Article I, Section 29 of the Missouri Constitution gives employees “the right to organize and to bargain collectively through representatives of their own choosing.” For most public sector employees, Chapter 105 of the Missouri Revised Statutes (RSMo) includes a procedure by which employees may select—or reject—union representation in a secret ballot election supervised by Missouri’s State Board of Mediation. Chapter 105 includes an exception from these rights to a State Board of Mediation secret ballot election for police, deputy sheriffs, highway patrolmen, members of the Missouri National Guard, and teachers.

In Eastern Missouri Coalition of Police, Fraternal Order of Police, Lodge 15 v. City of Chesterfield, the Supreme Court of Missouri held, among other thingsthat the City of Chesterfield was required to bargain with a union on behalf of police officers simply because the union had obtained and submitted authorization cards signed by a majority of the City’s police officers and sergeants. In other words, the police officers and sergeants were allowed to exercise their Article I, Section 29 constitutional rights without a secret ballot election through what is known in the private sector as a “card check.” A card check occurs when the majority of employees in a bargaining unit decide to sign and submit papers declaring their desire to form a union.

Private sector employers have long been dubious of the value of authorization cards (and the card check process) as a true measure of union support. As NLRB Member Oviatt wrote in the 1993 NLRB decision, DTR Industries, Inc.:

employees often sign authorization cards for reasons having little or nothing to do with an informed, uncoerced willingness to have a union bargain for them. In a typical organizing campaign, like the campaign in this case, authorization cards are handed out to a group of employees after a union organizer’s speech. In such a setting many employees may be induced to sign an authorization card because others in the group have signed—a kind of group psychology—without ever having read the card’s language. Other employees may sign cards because they fear union retaliation, or simply because they want the union organizer to leave them alone.

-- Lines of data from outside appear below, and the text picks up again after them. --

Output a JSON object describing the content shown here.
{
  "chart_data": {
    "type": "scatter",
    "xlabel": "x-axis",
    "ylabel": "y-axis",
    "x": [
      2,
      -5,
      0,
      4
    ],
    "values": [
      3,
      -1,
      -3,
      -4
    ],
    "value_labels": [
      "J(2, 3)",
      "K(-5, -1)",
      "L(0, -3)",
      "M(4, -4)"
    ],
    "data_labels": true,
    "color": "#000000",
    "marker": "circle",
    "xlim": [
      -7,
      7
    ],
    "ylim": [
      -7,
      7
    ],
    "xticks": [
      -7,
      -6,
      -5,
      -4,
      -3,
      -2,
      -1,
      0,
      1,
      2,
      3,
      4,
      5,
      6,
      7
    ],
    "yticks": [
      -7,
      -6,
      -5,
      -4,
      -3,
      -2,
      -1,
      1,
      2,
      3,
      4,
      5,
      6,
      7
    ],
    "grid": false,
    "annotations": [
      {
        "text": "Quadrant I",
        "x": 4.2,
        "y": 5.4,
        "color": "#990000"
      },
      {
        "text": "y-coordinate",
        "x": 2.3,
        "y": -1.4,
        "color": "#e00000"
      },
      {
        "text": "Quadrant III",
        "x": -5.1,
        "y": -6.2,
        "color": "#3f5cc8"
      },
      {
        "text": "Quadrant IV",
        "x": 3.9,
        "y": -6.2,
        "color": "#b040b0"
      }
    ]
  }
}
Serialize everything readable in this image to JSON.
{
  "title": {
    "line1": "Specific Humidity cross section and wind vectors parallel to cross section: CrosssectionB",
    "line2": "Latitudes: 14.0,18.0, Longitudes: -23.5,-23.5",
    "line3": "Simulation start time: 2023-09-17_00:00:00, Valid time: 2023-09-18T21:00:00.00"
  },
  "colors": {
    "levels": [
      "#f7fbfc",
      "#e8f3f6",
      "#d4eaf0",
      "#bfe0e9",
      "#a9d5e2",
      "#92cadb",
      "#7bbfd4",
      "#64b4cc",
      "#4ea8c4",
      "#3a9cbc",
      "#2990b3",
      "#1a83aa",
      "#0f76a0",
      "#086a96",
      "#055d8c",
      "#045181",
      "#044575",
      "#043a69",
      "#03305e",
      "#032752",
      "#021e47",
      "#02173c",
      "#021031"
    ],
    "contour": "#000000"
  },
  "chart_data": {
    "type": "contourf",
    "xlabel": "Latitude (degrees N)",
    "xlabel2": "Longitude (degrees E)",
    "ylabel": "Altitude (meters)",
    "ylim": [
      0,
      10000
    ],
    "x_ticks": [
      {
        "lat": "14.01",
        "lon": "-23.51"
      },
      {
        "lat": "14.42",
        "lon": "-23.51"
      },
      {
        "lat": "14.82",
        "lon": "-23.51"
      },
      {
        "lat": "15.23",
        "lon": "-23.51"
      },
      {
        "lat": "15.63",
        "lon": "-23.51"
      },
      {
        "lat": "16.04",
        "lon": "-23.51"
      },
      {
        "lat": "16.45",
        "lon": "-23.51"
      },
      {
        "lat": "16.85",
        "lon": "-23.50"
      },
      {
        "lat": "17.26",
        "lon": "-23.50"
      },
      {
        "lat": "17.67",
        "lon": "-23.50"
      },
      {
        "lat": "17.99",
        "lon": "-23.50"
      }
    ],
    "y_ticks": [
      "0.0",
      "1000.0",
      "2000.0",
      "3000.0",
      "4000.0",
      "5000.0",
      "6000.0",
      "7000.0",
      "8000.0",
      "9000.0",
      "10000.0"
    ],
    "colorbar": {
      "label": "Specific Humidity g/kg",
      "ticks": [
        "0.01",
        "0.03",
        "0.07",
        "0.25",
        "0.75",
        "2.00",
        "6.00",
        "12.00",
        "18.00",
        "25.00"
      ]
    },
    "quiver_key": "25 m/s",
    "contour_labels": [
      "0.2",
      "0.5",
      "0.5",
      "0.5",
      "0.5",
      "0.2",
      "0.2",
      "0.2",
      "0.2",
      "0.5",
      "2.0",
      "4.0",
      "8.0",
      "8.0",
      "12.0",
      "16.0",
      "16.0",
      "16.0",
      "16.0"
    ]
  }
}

Recently, the Missouri Court of Appeals, Western District, in West Central Missouri Region Lodge #50 of the Fraternal Order of Police v. The City of Grandview, Missourirejected the use of a card check in favor of a secret ballot election in deciding how employees outside the ambit of State Board of Mediation jurisdiction might select union representation.

In this case, the City of Grandview, following up on a suggestion of the Supreme Court of Missouri in Independence-National Education Association v. Independence School District, had drafted its own union election ordinance, specifying how police officers might select union representation. This ordinance included a mechanism by which officers could participate in a secret ballot election. After the City adopted this ordinance, the union presented the City with authorization cards, which were purportedly signed by a majority of the police officers, and demanded recognition. The City refused to recognize the union and, instead, insisted upon following the ordinance and proceeding to a secret ballot election.

The Circuit Court of Jackson County disagreed with the City’s decision and issued a bargaining order based on authorization cards. The Missouri Court of Appeals reversed the lower court’s decision, holding that “nothing within the Missouri Constitution or case law would prohibit the City from mandating that employees act through a secret ballot election to designate a collective bargaining representative.”

The significance of City of Chesterfield, and City of Grandview, read together, is clear: any Missouri employer of police, deputy sheriffs, highway patrolmen, or teachers is well-advised to enact its own election ordinance. Failure to do so will allow unions to claim representation rights merely by presenting a majority of authorization cards, which often fail to truly represent employee desires.

City of Grandview also, contrary to the Circuit Judge, approved many procedures in  the City’s election ordinance, which were more burdensome to the union than the corresponding State Board of Mediation procedures and National Labor Relations Board procedures would have been—had either of these agencies had jurisdiction. City of Grandviewpresents a great opportunity for Missouri employers to craft union election ordinances that are fair to all concerned.